There’s good news, however, wrote Di Somma. “Strong brands reflect the qualities of those who have steadfastly built equity. And that’s a great cause for hope. Because brands are people-based and people-built, failure is not intrinsic. It is not something that is often beyond anyone’s control. But it takes open and decisive minds to take back control, act to turn things around and shift consumers to a positive frame of mind.”

A brand that refuses to innovate because it is clinging to old and increasingly outmoded ways of making money is a brand that will sink faster than it can swim.

Brand equity that has been carefully built up does not collapse when the brand collapses. It can exist long after a brand is presumed dead.

Even though Chiffon margarine hasn’t been sold in the states since 2002, there are undoubtedly people who recall fondly the commercials for the product featuring a perturbed “Mother Nature.”

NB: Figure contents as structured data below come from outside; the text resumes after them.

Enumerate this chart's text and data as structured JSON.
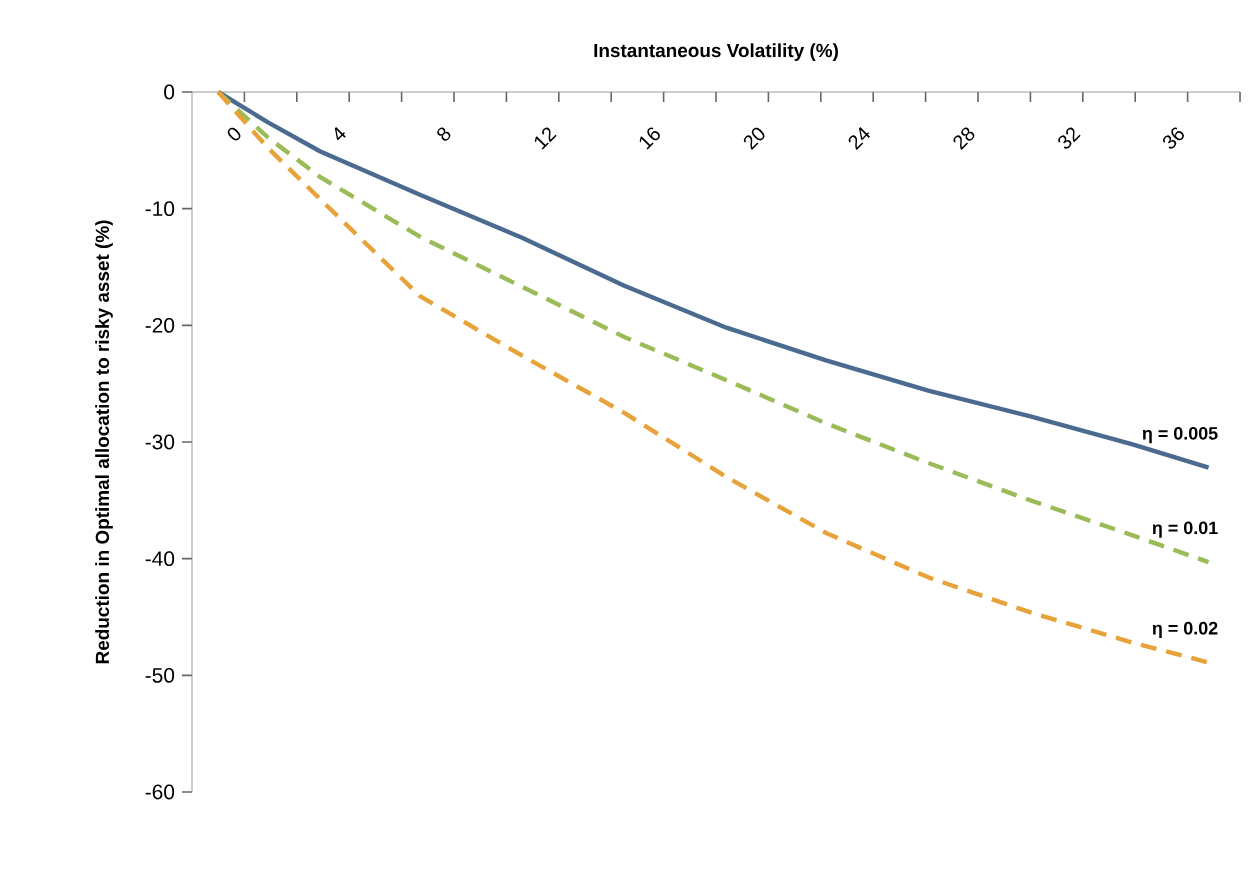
{
  "chart_data": {
    "type": "line",
    "xlabel": "Instantaneous Volatility (%)",
    "ylabel": "Reduction in Optimal allocation to risky asset (%)",
    "x": [
      -1,
      0.9,
      2.9,
      6.7,
      10.6,
      14.5,
      18.4,
      22.2,
      26.1,
      30.0,
      33.9,
      36.8
    ],
    "xlim": [
      -2,
      38
    ],
    "xticks": [
      {
        "value": -2,
        "label": null
      },
      0,
      {
        "value": 2,
        "label": null
      },
      4,
      {
        "value": 6,
        "label": null
      },
      8,
      {
        "value": 10,
        "label": null
      },
      12,
      {
        "value": 14,
        "label": null
      },
      16,
      {
        "value": 18,
        "label": null
      },
      20,
      {
        "value": 22,
        "label": null
      },
      24,
      {
        "value": 26,
        "label": null
      },
      28,
      {
        "value": 30,
        "label": null
      },
      32,
      {
        "value": 34,
        "label": null
      },
      36,
      {
        "value": 38,
        "label": null
      }
    ],
    "ylim": [
      -60,
      0
    ],
    "yticks": [
      -60,
      -50,
      -40,
      -30,
      -20,
      -10,
      0
    ],
    "legend": false,
    "marker": "none",
    "series": [
      {
        "name": "η = 0.005",
        "color": "#4a6a8f",
        "line_style": "solid",
        "values": [
          0,
          -2.6,
          -5.1,
          -8.8,
          -12.5,
          -16.6,
          -20.2,
          -23.0,
          -25.6,
          -27.8,
          -30.2,
          -32.2
        ]
      },
      {
        "name": "η = 0.01",
        "color": "#9bbb59",
        "line_style": "dashed",
        "values": [
          0,
          -3.9,
          -7.3,
          -12.4,
          -16.7,
          -21.0,
          -24.7,
          -28.4,
          -31.8,
          -35.0,
          -38.0,
          -40.3
        ]
      },
      {
        "name": "η = 0.02",
        "color": "#e8a23a",
        "line_style": "dashed",
        "values": [
          0,
          -4.8,
          -9.2,
          -17.5,
          -22.6,
          -27.5,
          -33.0,
          -37.8,
          -41.6,
          -44.6,
          -47.2,
          -48.9
        ]
      }
    ]
  }
}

According to Rob Walker in the New York Times, there’s a company called River West Brands in Chicago that purchases dead brands — basically just the intellectual property rights — and sees if they can’t be lucratively revived in some limited way, shape or form.

Thanks to River West Brands, Brim coffee, Nuprin pain reliever, Eagle Snacks and a Coleco video game system all returned to market. Thanks to brand equity, Limited Too will soon return.

In the case of Brim, which was a brand of decaffeinated java in the days when decaf was still a novelty, the lingering good feeling has been grafted (hopefully) onto a well-reviewed new product: a state-of-the-art coffeemaker.

The original catchphrase, “Fill It To The Rim With Brim,” has been retained.

The hope is that the catchphrase, which is still rattling around in many people’s heads, can be subtly and lucratively repurposed.

Notre Dame professor John F. Sherry Jr. describes brand reanimation as an incarnation of retromarketing. But contrary to what some people assume, it’s about a lot more than playing on people’s nostalgia.

“There’s no real reason that a brand needs to die,” Sherry told Walker, unless it is attached to a product that “functionally doesn’t work.” That is, as long as a given product can change to meet contemporary performance standards, “your success is really dependent on how skillful you are in managing the brand’s story so that it resonates with meaning that consumers like.”

Innovating while managing the brand story. Easier said than done of course.

But if brand equity or brand heritage can be so strong that it exists decades after a brand has ceased to exist, it stands to reason that brands really don’t have to cease to exist at all.